アルセロール・ミタル日本製鉄がハジラ製鉄所を増強

(インド)

アーメダバード発

2022年11月09日

世界有数の鉄鋼メーカーである欧州アルセロール・ミタル(本社:ルクセンブルク)と日本製鉄(本社:東京都)が合弁でグジャラート(GJ)州ハジラに本社を置く、アルセロール・ミタル日本製鉄(AM/NS India)は1028日、6,000億ルピー(約1800億円、1ルピー=1.8円)を投じる設備増強の着工式を行った。今回の増強により、ハジラ製鉄所の粗鋼生産量は年産900万トンから1,500万トンに増加する予定で、6万人規模の雇用機会が創出されるとしている。

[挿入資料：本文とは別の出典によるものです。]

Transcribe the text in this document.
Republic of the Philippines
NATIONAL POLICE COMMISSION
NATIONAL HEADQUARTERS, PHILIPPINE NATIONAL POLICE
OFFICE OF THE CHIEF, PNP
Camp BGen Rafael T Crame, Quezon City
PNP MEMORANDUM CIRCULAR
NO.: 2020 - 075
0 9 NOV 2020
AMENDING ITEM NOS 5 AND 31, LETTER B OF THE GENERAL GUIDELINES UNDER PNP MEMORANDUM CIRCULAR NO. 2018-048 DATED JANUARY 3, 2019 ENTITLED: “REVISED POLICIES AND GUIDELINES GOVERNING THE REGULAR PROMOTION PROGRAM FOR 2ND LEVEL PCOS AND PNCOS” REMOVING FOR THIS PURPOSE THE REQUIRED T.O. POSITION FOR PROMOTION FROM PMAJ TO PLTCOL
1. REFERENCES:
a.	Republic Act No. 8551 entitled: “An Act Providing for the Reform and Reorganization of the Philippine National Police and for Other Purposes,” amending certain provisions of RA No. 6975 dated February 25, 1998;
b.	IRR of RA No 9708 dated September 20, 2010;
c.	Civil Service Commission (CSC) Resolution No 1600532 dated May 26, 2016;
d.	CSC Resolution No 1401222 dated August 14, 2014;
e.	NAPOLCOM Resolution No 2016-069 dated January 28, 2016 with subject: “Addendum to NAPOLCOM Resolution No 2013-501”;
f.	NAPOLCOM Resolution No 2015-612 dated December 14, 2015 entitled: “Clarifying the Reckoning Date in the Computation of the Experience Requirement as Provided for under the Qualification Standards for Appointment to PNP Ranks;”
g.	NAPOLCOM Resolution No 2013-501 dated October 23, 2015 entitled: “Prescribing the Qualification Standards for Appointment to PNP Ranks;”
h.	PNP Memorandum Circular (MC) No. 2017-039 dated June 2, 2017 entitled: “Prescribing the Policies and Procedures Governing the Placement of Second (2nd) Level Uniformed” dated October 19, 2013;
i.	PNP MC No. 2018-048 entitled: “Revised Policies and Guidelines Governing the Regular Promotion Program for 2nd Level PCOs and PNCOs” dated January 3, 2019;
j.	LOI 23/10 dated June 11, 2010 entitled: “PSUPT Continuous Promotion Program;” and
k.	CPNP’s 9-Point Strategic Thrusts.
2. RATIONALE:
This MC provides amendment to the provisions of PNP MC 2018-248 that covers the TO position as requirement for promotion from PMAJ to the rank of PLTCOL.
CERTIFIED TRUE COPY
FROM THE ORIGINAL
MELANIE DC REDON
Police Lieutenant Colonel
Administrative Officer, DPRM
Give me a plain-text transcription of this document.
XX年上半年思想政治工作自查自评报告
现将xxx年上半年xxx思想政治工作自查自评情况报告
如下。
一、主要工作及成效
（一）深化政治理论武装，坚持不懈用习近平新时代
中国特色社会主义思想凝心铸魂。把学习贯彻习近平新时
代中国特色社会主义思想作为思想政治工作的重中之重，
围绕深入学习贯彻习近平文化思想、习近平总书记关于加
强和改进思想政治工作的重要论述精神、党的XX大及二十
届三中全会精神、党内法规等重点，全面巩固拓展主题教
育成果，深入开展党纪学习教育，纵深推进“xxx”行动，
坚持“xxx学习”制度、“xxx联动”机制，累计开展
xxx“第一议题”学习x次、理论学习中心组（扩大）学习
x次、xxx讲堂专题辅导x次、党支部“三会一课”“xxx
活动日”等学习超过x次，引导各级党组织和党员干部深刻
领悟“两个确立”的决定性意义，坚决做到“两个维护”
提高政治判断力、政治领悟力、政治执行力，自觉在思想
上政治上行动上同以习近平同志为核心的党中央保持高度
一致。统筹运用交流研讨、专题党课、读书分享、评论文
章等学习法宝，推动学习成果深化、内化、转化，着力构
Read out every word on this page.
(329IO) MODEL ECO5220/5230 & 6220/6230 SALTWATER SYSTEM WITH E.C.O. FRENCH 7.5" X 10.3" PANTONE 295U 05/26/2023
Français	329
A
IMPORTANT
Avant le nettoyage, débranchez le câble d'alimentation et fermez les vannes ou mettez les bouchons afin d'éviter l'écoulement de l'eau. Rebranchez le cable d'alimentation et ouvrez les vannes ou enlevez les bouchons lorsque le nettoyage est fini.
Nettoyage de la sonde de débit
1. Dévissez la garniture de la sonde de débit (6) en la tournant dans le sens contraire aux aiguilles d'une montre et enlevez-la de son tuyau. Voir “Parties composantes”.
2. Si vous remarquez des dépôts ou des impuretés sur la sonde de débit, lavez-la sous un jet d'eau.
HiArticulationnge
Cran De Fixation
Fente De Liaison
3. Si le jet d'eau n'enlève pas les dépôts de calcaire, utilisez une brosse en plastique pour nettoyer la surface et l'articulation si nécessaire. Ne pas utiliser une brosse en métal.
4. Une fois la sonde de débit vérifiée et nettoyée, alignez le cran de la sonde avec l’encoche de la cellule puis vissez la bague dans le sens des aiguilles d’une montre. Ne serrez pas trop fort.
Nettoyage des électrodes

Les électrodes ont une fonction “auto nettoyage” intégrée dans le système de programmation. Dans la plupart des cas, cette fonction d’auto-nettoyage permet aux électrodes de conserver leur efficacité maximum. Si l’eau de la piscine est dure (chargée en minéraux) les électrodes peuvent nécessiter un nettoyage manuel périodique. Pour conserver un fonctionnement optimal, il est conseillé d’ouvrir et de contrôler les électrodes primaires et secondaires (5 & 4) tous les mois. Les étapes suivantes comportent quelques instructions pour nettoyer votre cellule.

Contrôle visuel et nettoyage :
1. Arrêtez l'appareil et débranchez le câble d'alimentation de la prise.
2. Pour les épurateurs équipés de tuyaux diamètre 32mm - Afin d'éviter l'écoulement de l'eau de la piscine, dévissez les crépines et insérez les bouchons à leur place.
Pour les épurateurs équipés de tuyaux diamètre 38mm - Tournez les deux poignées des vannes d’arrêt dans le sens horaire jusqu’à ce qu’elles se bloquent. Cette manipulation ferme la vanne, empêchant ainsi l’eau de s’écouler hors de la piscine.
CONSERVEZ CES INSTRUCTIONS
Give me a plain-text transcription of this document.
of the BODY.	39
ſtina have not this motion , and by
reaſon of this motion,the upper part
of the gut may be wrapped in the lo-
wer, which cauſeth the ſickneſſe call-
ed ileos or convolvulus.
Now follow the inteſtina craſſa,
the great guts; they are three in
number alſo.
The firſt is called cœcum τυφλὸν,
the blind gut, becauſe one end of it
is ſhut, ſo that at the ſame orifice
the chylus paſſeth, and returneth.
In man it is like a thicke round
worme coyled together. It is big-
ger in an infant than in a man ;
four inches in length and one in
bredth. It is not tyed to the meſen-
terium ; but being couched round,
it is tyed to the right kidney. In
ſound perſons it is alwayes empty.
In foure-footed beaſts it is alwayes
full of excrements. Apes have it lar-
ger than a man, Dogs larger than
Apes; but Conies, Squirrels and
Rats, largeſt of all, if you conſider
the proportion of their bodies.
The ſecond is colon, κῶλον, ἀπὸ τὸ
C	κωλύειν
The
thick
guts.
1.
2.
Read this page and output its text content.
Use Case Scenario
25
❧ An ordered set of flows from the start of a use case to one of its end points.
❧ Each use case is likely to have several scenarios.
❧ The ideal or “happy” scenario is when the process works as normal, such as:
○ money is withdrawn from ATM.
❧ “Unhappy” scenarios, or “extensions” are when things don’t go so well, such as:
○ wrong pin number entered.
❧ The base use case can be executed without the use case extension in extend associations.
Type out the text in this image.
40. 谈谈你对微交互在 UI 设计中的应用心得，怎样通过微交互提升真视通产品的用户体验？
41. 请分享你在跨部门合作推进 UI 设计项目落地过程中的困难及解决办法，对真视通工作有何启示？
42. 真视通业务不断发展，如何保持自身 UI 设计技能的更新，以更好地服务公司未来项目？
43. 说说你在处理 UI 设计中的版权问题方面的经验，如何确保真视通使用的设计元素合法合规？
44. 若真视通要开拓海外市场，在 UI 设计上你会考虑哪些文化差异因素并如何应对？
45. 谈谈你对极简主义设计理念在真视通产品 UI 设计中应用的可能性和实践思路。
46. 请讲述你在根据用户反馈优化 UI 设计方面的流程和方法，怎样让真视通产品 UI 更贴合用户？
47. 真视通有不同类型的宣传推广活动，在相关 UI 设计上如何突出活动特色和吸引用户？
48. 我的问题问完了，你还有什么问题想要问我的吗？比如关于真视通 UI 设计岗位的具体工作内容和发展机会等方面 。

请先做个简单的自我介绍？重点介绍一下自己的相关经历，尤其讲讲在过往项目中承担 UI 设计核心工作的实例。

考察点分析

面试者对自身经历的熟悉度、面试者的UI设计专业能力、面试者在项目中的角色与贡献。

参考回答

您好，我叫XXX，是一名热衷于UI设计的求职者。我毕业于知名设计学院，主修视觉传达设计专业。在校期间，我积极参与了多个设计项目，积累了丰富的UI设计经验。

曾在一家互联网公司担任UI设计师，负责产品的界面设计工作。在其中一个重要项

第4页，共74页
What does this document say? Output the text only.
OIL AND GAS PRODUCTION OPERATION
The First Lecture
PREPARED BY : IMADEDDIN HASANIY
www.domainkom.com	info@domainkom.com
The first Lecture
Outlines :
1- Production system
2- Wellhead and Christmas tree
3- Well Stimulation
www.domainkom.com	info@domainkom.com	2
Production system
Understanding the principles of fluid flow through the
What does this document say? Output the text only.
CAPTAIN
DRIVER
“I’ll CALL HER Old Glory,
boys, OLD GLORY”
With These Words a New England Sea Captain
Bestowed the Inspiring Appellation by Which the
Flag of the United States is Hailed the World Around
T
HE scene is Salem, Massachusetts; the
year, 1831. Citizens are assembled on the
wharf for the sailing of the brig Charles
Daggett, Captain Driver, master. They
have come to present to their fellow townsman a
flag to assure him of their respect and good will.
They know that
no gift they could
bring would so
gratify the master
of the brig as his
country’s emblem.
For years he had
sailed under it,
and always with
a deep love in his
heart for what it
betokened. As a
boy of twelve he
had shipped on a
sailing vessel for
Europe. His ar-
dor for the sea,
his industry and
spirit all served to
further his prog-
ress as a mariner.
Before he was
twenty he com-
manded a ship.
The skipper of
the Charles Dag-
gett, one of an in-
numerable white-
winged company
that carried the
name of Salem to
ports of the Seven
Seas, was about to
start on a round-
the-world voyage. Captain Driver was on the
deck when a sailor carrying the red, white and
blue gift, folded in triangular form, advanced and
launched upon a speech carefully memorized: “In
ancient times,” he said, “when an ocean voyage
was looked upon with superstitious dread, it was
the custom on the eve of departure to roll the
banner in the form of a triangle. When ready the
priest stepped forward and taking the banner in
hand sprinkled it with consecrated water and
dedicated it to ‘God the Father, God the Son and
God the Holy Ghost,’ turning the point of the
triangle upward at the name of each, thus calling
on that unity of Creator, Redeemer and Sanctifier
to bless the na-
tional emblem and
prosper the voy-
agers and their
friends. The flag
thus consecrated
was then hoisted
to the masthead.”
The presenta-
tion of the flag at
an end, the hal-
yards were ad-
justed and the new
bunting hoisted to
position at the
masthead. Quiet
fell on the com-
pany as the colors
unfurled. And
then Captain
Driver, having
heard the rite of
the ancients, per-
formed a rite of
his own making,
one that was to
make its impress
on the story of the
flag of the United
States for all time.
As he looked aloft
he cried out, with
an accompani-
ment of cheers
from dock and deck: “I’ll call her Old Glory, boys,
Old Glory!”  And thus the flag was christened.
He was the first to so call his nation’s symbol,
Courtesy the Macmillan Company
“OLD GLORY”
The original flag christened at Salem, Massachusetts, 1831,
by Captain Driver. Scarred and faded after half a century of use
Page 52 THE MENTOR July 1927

モディ首相は着工式にビデオで参加し、2047年までにインドを先進国にするという目標において、「強い製鉄部門は、強いインフラ部門につながる」と強調した。そのうえで、同プロジェクトは、「メーク・イン・インディア(Make in India)」構想(2018年3月30日記事参照)におけるマイルストーンになり、製鉄分野において「先進国インド」と「自立したインド」(2020年5月20日記事参照)を目指すわれわれの努力に新たな力を与えるものだ、と述べた。

また同首相は、政府はインドが「世界的製造業ハブ」となることを目指し、これまで製鉄分野の発展においても必要な政策の整備に積極的に取り組んでおり、「過去8年間の努力でインドの鉄鋼産業は世界第2位の地位となった」とした。さらに「PLIスキーム(2020年5月21日記事参照)が製鉄分野に新たな成長の道を開いた」とも述べた。そして、インドは粗鋼の生産能力を今後910年で、154メトリックトンから300メトリックトンに倍増する目標があり、インド政府は鉄鋼産業を新たな高みに導くことを約束するとした。

一方、AM/NSインディアは、「インドの鉄鋼製造における専門知識と能力の強化に貢献し、防衛、自動車、インフラなどの分野で使用される高付加価値鋼材の生産により、インドの鉄鋼輸入依存度を低減する」「エネルギーサプライチェーンに再生可能エネルギーを組み入れ、今後10年間でさまざまな低炭素技術を採用し、製鉄業界の脱炭素化をリードしていく」としている。